People in Singapore are going to start seeing this Peugeot SUV driving itself on (a couple of) roads soon.
Europe’s fifth largest carmaker has partnered with MIT self-driving spin-out Nutonomy, to test the Peugeot 3008 model in the island.
Nutonomy, which has been testing its software in a handful of self-driving Mitsubishis in Singapore for the past half year, says the new Peugeots will drive on the same small set of roads in the 0.77 square mile one-north business district.
PSA Group, which owns Peugeot, says it plans to use the opportunity to learn what components to build into future self-driving cars.
Outside of Singapore, Nutonomy is also running self-driving trials back home in Boston.
While Nutonomy is running limited trials over a small fleet right now, it expects to increase its Singapore cars by “several hundred” next year, according to a statement it provided to the Wall Street Journal.
“If all goes well, we’ll have our software on hundreds if not thousands of [Peugeot] vehicles,” Karl Iagnemma, Nutonomy’s co-founder, was quoted as saying.
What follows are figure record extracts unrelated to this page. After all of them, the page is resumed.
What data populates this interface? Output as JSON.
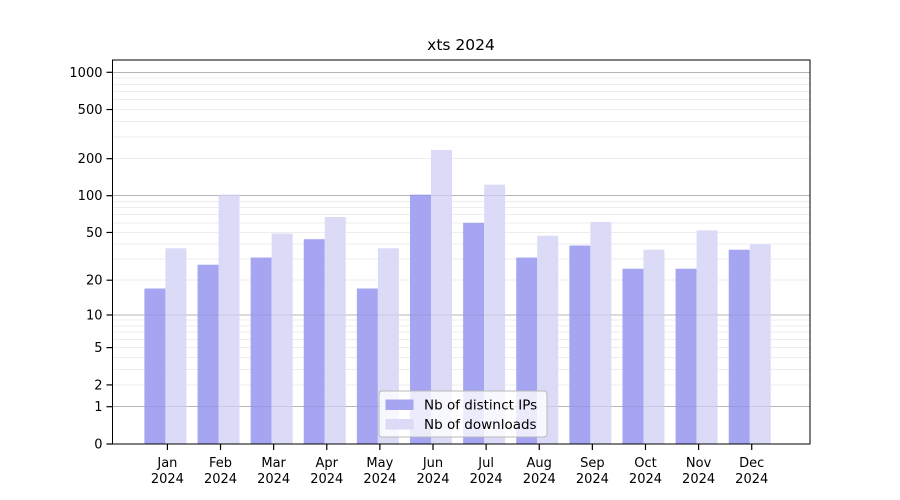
{
  "chart_data": {
    "type": "bar",
    "title": "xts 2024",
    "y_scale": "log1p",
    "grid": "major at 1,10,100,1000; minor log subdivisions",
    "legend_position": "bottom-center",
    "categories": [
      "Jan",
      "Feb",
      "Mar",
      "Apr",
      "May",
      "Jun",
      "Jul",
      "Aug",
      "Sep",
      "Oct",
      "Nov",
      "Dec"
    ],
    "category_year": "2024",
    "y_ticks": [
      0,
      1,
      2,
      5,
      10,
      20,
      50,
      100,
      200,
      500,
      1000
    ],
    "y_range": [
      0,
      1200
    ],
    "series": [
      {
        "name": "Nb of distinct IPs",
        "color": "#a5a5f1",
        "values": [
          17,
          27,
          31,
          44,
          17,
          102,
          60,
          31,
          39,
          25,
          25,
          36
        ]
      },
      {
        "name": "Nb of downloads",
        "color": "#dbdbf8",
        "values": [
          37,
          102,
          49,
          67,
          37,
          235,
          123,
          47,
          61,
          36,
          52,
          40
        ]
      }
    ],
    "colors": {
      "major_gridline": "#c4c4c4",
      "minor_gridline": "#ededed",
      "axis": "#000000",
      "legend_border": "#b8b8b8"
    }
  }
}
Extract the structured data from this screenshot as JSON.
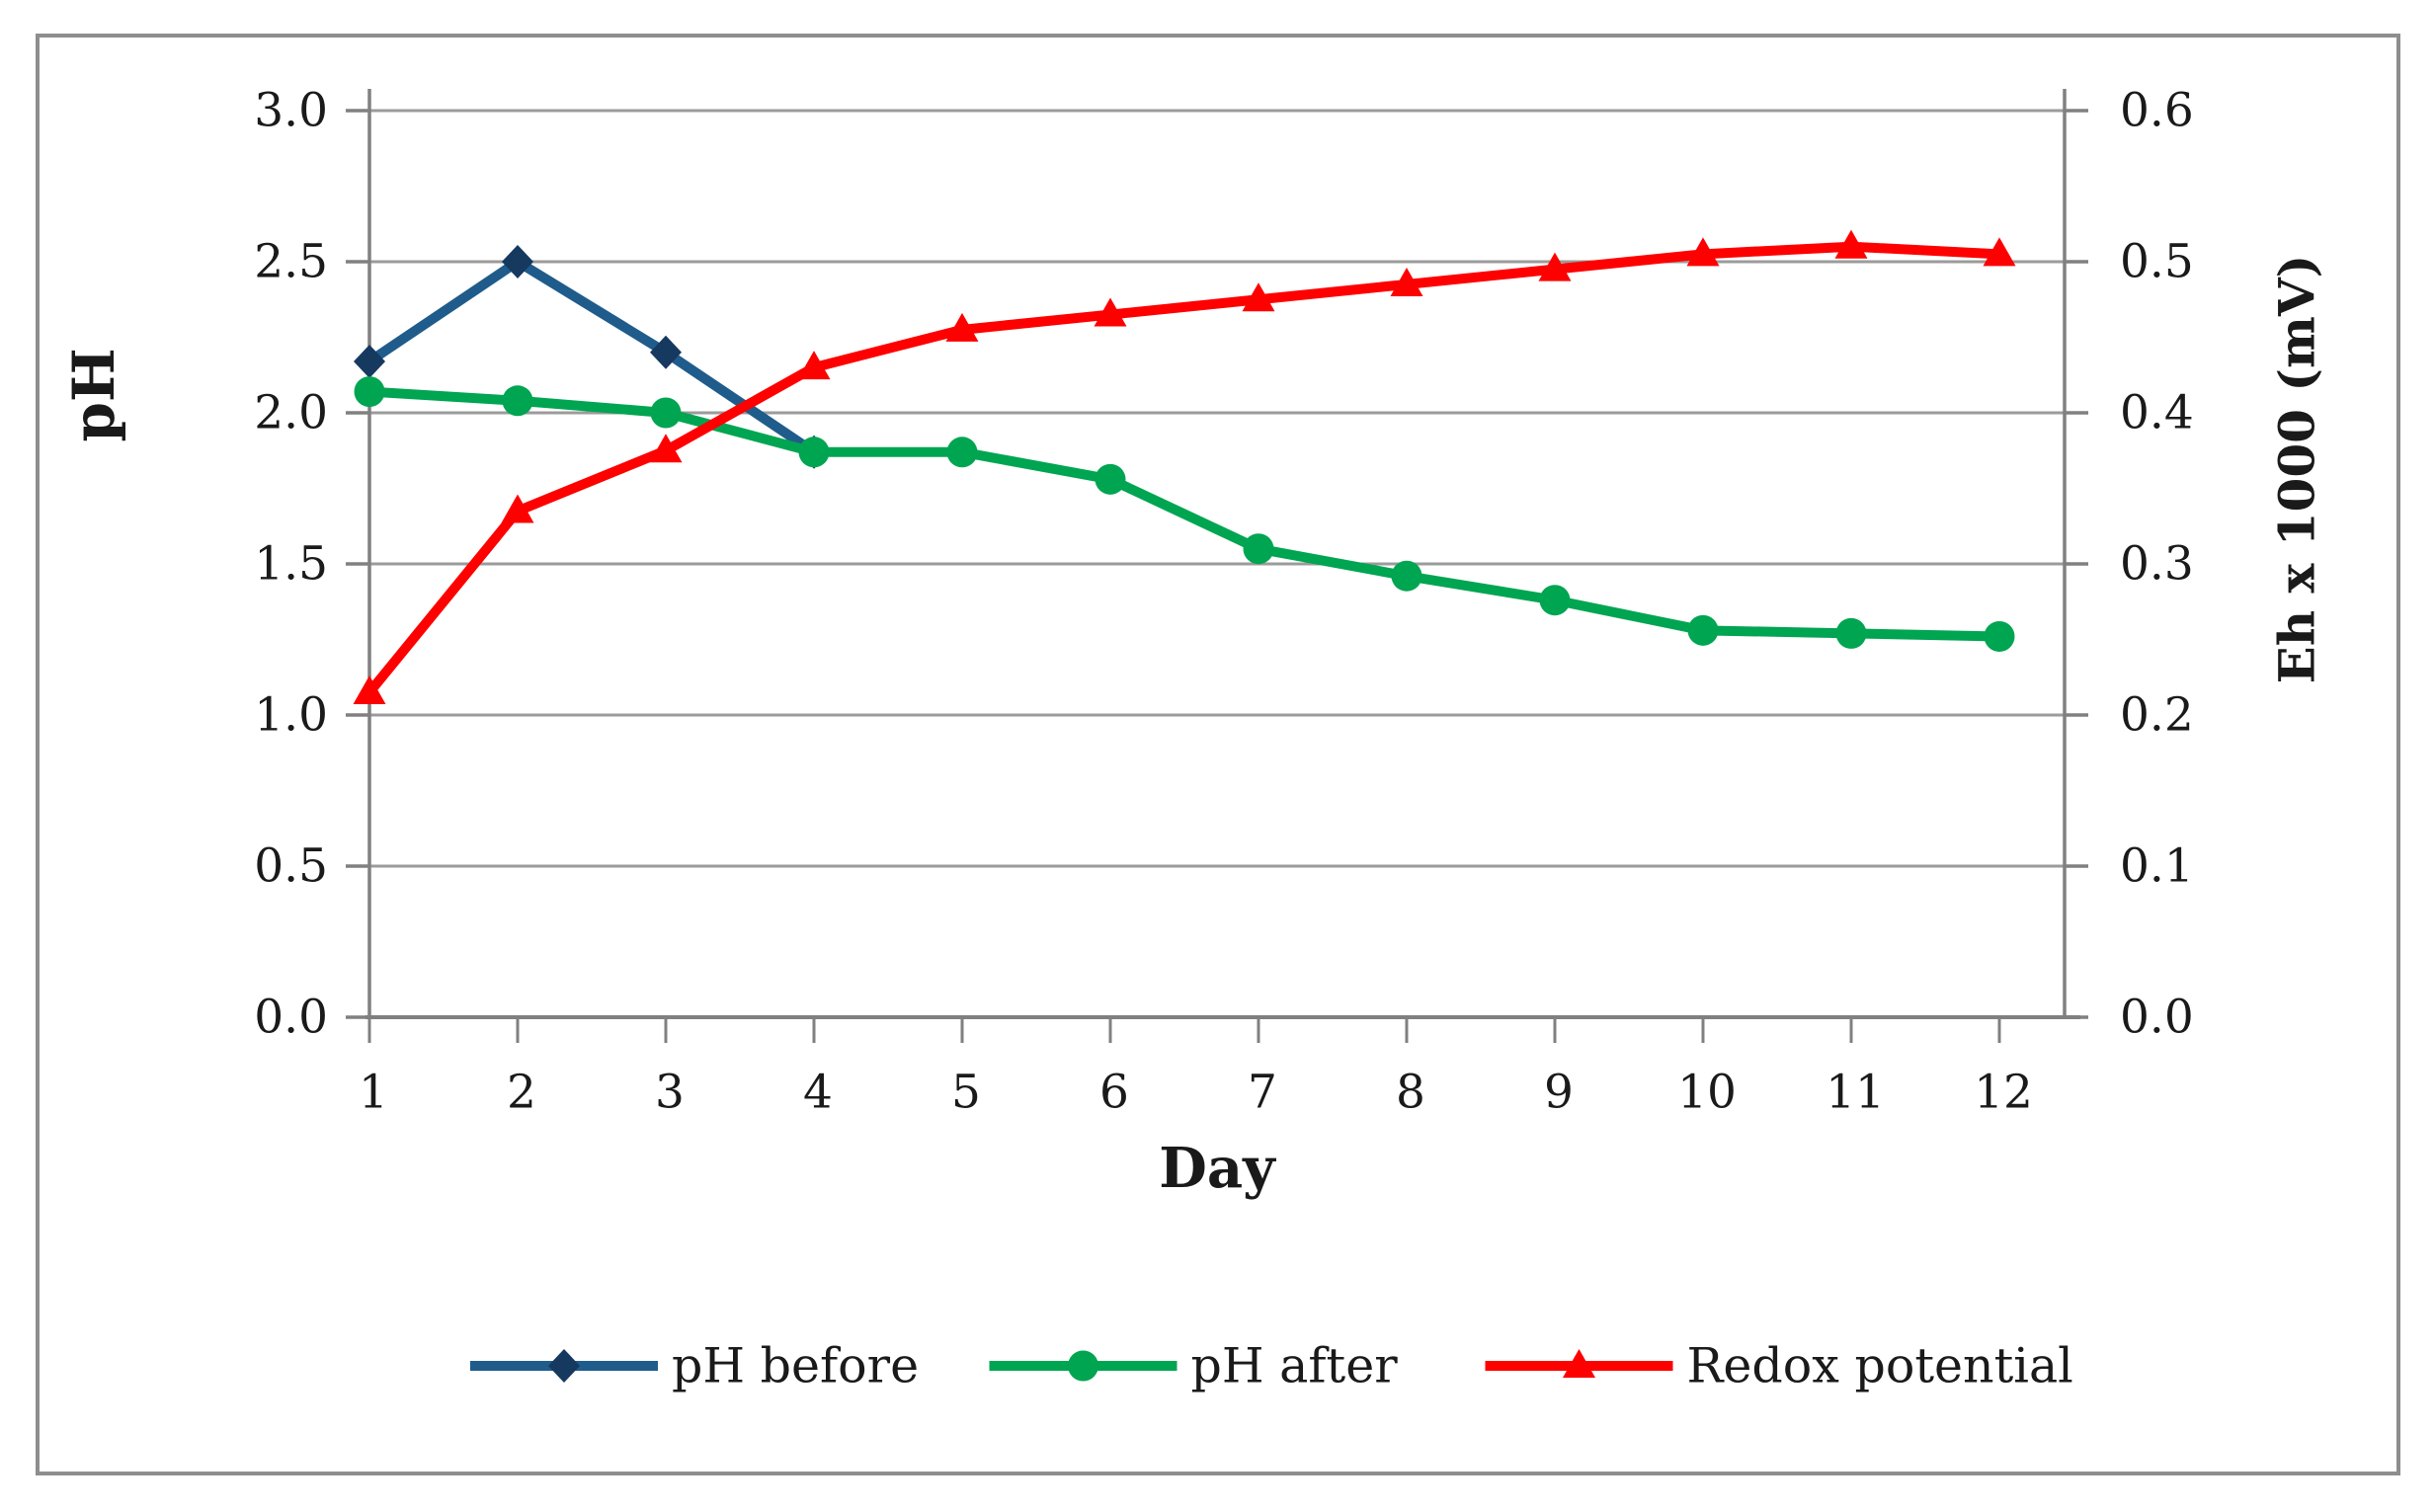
{
  "figure": {
    "border_color": "#8E8E8E",
    "background_color": "#FFFFFF"
  },
  "chart_data": {
    "type": "line",
    "title": "",
    "xlabel": "Day",
    "ylabel_left": "pH",
    "ylabel_right": "Eh x 1000 (mV)",
    "x_tick_labels": [
      "1",
      "2",
      "3",
      "4",
      "5",
      "6",
      "7",
      "8",
      "9",
      "10",
      "11",
      "12"
    ],
    "y_left_tick_labels": [
      "0.0",
      "0.5",
      "1.0",
      "1.5",
      "2.0",
      "2.5",
      "3.0"
    ],
    "y_right_tick_labels": [
      "0.0",
      "0.1",
      "0.2",
      "0.3",
      "0.4",
      "0.5",
      "0.6"
    ],
    "ylim_left": [
      0.0,
      3.0
    ],
    "ylim_right": [
      0.0,
      0.6
    ],
    "xlim": [
      1,
      12
    ],
    "grid": true,
    "grid_color": "#9B9B9B",
    "axis_color": "#808080",
    "text_color": "#1A1A1A",
    "legend_position": "bottom",
    "series": [
      {
        "name": "pH before",
        "axis": "left",
        "marker": "diamond",
        "color": "#1F5C8B",
        "marker_color": "#16395F",
        "x": [
          1,
          2,
          3,
          4
        ],
        "values": [
          2.17,
          2.5,
          2.2,
          1.87
        ]
      },
      {
        "name": "pH after",
        "axis": "left",
        "marker": "circle",
        "color": "#00A551",
        "marker_color": "#00A551",
        "x": [
          1,
          2,
          3,
          4,
          5,
          6,
          7,
          8,
          9,
          10,
          11,
          12
        ],
        "values": [
          2.07,
          2.04,
          2.0,
          1.87,
          1.87,
          1.78,
          1.55,
          1.46,
          1.38,
          1.28,
          1.27,
          1.26
        ]
      },
      {
        "name": "Redox potential",
        "axis": "right",
        "marker": "triangle",
        "color": "#FE0000",
        "marker_color": "#FE0000",
        "x": [
          1,
          2,
          3,
          4,
          5,
          6,
          7,
          8,
          9,
          10,
          11,
          12
        ],
        "values": [
          0.215,
          0.335,
          0.375,
          0.43,
          0.455,
          0.465,
          0.475,
          0.485,
          0.495,
          0.505,
          0.51,
          0.505
        ]
      }
    ]
  }
}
The launch of the Peugeots in Singapore comes some seven months after one of its driverless cars collided with a lorry.
Nutonomy said that the accident was due to a “rare combination of software anomalies” that affected how the car responded to other vehicles when changing lanes. The company halted testing on public roads for a month to investigate what went wrong.
“We’ve made improvements to our software system to eliminate these anomalies, and have extensively tested it… to ensure that our vehicles will operate safely going forward,” the company said in an update in November last year.
Nutonomy is also trying to launch a self-driving taxi service eventually. It made small steps toward this with a partnership with regional ride-hailing app Grab in September last year, offering rides around one-north to the public.